Cross-validation for regression

When we introduced classification, we stressed the importance of cross-validation for checking the quality of our predictions. When performing regression, this is not always done. In fact, we have discussed only the training errors in this chapter so far.

This is a mistake if you want to confidently infer the generalization ability. However, since ordinary least squares is a very simple model, this is often not a very serious mistake. In other words, the amount of overfitting is slight.
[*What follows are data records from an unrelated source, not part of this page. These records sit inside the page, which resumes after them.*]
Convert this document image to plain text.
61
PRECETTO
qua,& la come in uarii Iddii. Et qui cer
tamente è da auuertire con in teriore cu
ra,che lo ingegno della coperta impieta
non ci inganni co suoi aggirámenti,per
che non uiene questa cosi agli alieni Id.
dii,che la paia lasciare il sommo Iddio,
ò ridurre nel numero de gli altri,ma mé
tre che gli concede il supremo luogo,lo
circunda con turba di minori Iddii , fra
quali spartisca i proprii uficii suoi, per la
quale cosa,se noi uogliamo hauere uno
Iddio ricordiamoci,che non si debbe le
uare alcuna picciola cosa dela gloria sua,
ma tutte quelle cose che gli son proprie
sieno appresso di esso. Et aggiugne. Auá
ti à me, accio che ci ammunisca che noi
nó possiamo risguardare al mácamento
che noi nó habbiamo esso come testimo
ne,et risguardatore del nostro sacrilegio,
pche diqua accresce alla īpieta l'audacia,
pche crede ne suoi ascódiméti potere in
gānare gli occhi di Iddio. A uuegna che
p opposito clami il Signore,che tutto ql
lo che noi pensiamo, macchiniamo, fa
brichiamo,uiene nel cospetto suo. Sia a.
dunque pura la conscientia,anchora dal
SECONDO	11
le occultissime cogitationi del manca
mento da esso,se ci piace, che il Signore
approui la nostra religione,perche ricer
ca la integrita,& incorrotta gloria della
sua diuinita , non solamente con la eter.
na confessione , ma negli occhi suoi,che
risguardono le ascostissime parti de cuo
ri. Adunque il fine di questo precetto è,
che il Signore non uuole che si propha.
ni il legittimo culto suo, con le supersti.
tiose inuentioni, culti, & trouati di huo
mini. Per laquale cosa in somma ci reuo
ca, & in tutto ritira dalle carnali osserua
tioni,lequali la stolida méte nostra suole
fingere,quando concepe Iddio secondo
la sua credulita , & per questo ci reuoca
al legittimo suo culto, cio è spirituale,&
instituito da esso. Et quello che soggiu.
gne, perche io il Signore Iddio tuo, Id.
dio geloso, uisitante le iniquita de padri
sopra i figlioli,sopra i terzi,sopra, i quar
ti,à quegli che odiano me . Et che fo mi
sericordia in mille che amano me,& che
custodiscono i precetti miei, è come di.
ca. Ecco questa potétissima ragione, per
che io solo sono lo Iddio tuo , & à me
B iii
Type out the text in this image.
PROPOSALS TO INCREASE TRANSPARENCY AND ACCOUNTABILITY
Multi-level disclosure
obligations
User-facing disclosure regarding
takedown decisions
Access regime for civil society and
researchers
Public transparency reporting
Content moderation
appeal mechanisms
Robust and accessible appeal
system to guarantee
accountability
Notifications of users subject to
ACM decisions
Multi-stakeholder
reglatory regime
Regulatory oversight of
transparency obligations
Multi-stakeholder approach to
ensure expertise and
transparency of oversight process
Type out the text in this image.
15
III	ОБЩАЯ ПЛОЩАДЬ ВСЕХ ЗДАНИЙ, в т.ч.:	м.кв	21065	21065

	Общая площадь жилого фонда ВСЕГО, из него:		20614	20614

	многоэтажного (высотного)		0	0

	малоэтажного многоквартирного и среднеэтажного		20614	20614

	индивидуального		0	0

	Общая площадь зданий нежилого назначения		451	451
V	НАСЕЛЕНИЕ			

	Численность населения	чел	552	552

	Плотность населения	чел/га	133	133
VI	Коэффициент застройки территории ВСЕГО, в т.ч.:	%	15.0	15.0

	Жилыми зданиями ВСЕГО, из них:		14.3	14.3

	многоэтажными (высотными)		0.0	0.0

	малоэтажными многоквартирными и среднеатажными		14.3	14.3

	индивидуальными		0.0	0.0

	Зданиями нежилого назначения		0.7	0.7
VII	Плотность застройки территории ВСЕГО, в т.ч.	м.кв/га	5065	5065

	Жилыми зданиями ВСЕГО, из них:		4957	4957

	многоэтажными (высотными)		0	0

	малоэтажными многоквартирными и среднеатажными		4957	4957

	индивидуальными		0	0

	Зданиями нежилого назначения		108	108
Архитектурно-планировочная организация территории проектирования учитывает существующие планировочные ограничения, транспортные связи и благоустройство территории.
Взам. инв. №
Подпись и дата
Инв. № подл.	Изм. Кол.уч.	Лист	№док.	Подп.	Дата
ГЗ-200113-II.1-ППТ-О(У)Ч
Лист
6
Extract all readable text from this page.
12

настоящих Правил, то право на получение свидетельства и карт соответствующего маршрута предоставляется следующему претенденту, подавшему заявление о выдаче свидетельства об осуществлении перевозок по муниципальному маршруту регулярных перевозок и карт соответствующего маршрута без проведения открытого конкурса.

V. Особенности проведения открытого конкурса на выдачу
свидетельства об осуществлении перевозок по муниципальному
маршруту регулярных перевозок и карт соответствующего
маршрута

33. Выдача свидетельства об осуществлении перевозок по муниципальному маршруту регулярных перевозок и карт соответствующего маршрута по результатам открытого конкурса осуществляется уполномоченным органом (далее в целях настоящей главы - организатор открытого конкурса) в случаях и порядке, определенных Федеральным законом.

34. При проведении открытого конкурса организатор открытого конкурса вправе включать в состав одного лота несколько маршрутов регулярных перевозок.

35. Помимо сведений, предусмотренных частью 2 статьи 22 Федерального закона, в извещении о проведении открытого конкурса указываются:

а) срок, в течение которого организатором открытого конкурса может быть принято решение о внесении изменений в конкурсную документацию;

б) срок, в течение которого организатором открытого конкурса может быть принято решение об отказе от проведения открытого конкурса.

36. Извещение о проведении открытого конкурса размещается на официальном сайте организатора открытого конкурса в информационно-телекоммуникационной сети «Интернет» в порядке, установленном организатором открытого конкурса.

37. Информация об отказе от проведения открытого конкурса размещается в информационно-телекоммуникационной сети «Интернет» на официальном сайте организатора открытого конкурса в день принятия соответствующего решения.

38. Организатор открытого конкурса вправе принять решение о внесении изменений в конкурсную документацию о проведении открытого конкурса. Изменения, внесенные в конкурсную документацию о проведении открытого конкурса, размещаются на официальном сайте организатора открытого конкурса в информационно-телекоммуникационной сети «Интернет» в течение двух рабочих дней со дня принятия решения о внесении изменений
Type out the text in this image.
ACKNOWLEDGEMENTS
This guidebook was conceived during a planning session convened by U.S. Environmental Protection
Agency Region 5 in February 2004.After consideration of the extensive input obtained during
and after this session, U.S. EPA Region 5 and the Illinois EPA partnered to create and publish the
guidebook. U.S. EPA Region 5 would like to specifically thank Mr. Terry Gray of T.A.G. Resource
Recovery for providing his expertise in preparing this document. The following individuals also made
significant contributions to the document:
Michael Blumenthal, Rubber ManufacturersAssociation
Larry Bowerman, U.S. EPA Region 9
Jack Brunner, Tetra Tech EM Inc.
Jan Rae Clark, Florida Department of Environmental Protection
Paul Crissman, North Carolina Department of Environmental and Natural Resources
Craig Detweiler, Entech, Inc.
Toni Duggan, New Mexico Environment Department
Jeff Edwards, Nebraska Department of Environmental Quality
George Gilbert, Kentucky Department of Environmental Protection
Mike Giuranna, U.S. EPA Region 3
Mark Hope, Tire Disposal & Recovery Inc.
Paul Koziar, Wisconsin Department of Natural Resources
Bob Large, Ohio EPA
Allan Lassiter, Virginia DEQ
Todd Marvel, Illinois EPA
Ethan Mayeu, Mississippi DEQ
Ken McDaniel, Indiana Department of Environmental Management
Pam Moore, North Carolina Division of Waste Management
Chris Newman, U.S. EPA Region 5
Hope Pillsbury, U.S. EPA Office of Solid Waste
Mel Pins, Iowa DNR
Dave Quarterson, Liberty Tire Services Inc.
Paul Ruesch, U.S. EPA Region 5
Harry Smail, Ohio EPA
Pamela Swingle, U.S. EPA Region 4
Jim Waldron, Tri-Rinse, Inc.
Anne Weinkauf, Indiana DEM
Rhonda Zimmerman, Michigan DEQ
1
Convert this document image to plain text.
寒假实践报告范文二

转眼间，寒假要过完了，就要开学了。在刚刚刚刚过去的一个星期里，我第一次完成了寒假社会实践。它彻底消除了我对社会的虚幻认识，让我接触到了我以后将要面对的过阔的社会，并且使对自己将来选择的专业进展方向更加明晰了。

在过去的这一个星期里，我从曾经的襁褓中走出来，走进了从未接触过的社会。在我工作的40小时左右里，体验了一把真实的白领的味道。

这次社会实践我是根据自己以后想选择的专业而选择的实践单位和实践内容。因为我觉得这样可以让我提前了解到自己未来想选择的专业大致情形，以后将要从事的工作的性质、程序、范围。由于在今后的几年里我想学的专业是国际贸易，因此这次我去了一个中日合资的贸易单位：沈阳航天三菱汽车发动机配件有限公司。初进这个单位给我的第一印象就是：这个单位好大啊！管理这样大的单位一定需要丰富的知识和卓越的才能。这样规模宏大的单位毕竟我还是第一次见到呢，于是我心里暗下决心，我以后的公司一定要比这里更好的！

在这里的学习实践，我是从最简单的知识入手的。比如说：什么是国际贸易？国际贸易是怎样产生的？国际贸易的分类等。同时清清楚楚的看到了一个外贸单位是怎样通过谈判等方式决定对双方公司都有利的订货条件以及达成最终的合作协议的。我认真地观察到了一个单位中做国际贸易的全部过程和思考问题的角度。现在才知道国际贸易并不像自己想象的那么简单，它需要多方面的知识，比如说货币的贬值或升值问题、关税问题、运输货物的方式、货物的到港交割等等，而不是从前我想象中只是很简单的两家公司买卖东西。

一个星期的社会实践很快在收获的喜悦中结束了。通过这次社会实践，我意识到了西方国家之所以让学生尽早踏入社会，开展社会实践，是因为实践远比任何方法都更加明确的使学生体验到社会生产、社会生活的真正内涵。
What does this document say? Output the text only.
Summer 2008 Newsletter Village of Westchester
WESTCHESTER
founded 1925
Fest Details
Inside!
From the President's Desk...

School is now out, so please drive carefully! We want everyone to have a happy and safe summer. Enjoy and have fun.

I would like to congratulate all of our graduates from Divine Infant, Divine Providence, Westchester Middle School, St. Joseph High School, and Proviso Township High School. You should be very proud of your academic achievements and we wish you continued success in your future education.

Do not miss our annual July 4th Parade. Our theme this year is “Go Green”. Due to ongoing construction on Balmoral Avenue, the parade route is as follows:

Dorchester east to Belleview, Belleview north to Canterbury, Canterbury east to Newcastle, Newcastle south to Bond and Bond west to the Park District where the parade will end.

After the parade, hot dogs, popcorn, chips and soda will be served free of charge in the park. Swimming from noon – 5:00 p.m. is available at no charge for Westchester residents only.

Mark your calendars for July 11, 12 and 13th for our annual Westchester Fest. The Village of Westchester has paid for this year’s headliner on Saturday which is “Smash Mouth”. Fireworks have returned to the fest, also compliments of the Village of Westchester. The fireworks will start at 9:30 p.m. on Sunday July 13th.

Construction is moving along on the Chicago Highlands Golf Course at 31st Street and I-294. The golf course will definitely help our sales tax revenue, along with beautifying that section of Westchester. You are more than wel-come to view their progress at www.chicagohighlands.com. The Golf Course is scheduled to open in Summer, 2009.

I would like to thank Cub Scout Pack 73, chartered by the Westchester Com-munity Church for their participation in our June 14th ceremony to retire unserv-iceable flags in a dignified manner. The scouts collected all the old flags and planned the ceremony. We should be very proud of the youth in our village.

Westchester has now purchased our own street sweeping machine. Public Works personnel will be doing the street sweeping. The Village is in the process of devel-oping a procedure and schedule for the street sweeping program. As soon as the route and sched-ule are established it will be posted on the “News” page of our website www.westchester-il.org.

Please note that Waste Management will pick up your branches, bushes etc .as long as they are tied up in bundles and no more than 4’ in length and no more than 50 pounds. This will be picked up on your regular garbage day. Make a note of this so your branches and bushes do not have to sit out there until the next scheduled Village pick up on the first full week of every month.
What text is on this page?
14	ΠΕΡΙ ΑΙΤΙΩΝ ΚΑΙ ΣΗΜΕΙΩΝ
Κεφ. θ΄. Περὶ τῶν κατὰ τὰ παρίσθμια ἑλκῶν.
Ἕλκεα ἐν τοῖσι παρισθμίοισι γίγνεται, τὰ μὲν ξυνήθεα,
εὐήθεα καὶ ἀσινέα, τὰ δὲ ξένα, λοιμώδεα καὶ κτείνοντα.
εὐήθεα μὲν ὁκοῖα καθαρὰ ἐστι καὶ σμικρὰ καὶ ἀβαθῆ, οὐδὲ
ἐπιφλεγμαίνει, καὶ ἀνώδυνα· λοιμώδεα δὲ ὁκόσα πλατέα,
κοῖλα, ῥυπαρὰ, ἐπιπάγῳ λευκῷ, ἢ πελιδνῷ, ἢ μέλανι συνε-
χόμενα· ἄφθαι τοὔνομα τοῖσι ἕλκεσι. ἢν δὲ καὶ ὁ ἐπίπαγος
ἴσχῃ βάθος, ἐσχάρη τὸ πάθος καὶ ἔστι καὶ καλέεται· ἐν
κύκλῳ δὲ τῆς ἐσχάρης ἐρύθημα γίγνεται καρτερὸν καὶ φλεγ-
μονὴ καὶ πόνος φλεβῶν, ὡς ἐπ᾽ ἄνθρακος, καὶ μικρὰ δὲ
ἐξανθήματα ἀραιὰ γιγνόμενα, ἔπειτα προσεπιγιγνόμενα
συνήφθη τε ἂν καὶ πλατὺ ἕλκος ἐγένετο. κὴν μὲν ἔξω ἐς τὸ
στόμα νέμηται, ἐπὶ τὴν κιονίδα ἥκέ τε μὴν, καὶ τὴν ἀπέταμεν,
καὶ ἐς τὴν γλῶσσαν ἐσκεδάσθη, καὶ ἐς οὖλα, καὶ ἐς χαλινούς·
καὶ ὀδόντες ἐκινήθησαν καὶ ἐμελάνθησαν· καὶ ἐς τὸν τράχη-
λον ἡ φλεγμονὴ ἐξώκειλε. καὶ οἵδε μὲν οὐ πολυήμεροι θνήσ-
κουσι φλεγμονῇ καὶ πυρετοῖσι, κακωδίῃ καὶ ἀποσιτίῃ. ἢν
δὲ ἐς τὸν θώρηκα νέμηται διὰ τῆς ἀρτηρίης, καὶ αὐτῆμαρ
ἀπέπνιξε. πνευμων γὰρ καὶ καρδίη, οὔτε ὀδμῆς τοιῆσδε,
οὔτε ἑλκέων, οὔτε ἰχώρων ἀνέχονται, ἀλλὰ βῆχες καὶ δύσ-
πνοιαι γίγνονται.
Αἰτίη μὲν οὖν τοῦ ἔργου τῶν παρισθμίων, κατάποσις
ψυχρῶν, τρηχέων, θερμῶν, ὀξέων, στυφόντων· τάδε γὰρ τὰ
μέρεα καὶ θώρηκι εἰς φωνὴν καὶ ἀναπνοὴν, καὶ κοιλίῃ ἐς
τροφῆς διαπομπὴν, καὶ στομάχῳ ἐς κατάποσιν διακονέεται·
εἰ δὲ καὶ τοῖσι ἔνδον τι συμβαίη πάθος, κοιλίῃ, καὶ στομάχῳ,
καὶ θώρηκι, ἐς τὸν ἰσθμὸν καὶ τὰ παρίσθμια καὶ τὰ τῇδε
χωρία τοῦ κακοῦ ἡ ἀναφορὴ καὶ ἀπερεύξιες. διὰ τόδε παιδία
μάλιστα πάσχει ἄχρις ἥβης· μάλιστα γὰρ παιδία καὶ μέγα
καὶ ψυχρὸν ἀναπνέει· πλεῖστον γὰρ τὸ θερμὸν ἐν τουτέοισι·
We should still test this empirically, which we can easily do with scikit-learn.

We will use the Kfold class to build a five-fold cross-validation loop and test the generalization ability of linear regression:

from sklearn.model_selection import KFold, cross_val_predict 
kf = KFold(n_splits=5)
p = cross_val_predict(lr, x, y, cv=kf)
rmse_cv = np.sqrt(mean_squared_error(p, y))
print('RMSE on 5-fold CV: {:.2}'.format(rmse_cv))
RMSE on 5-fold CV: 6.1

With cross-validation, we obtain a more conservative estimate (that is, the error is larger): 6.1. As in the case of classification, the cross-validation estimate is a better estimate of how well we could generalize to predict on unseen data.

Ordinary least squares is fast at learning time and returns a simple model, which is fast at prediction time. However, we are now going to see more advanced methods and why they are sometimes preferable.